Squibb Park, a playground in Brooklyn Heights by the Brooklyn-Queens Expressway, merits mention here because of the Squibb Park Bridge, an unusual walkway from the Heights down to Brooklyn Bridge Park and the waterfront.
Edward Robinson Squibb, a naval surgeon and pharmaceutical chemist, founded Squibb Pharmaceuticals, later known as Bristol-Myers Squibb, in 1858. Known for pushing for higher standards of purity in the pharmaceutical industry, the Brooklyn Heights resident built his first laboratories near the park that bears his name. He lived on Middagh Street, and today if you walk to the western end of Middagh and keep going you'll tumble straight into the park.
It's supposed to be a playground, with, according to the Parks Department website, "the uniform apparatus which characterizes the era of its construction [the 1940s]: swings, jungle gym, sand box, sprinklers, basketball court." But right now Squibb Park is a big blue nothing.

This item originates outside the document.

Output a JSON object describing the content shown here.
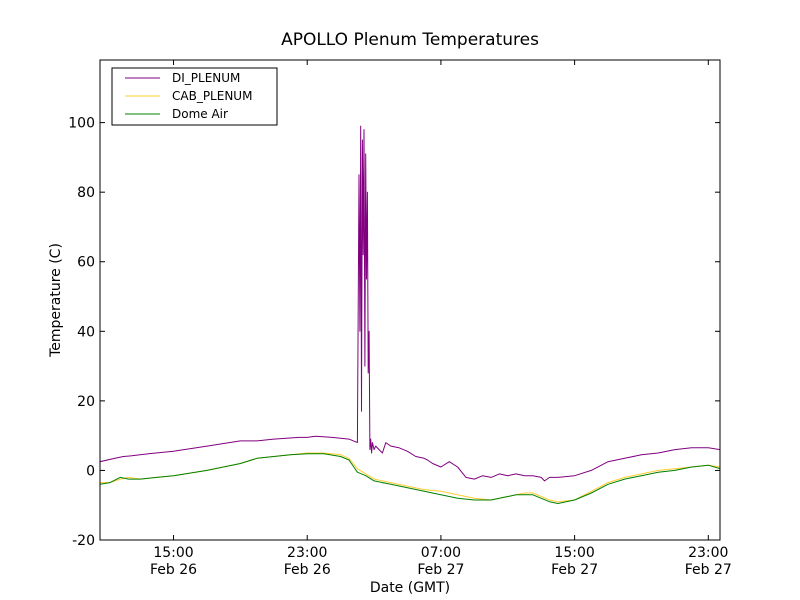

The stairway that leads down into the park zigzags along a handsome wall of stone blocks.
And then there's the Squibb Park Bridge, a modern footbridge of black locust timber, bronze and galvanized steel that opened in 2013 but shut down shortly thereafter because of too much bouncing. After structural modifications, it reopened in April 2017.
Its upper stretch offers a cramped view of lower Manhattan and One World Trade Center.
As you descend into greenery towards Brooklyn Bridge Park, a view of the Brooklyn Bridge itself appears.
This is New York City, so of course there's also a construction site. But somehow the building doesn't look very New York.
I hope they don't snip away the overhanging branches near the bottom of the bridge. On a hot sunny day it feels like a touch of the tropics.
I've read that a case was made against the bridge, that because it wouldn't be the only way down to the waterfront, or even much faster than what already existed, why build it? The surrounding buildings cut off much of the views, too.
That, to me, is an argument for precisely the opposite. We need things that aren't strictly necessary, that are even fanciful. And things that are just plain fun as well as practical. Like the slides that get you down the steep slopes of Valparaiso, Chile.
Because we all need to get down once in a while, don't we?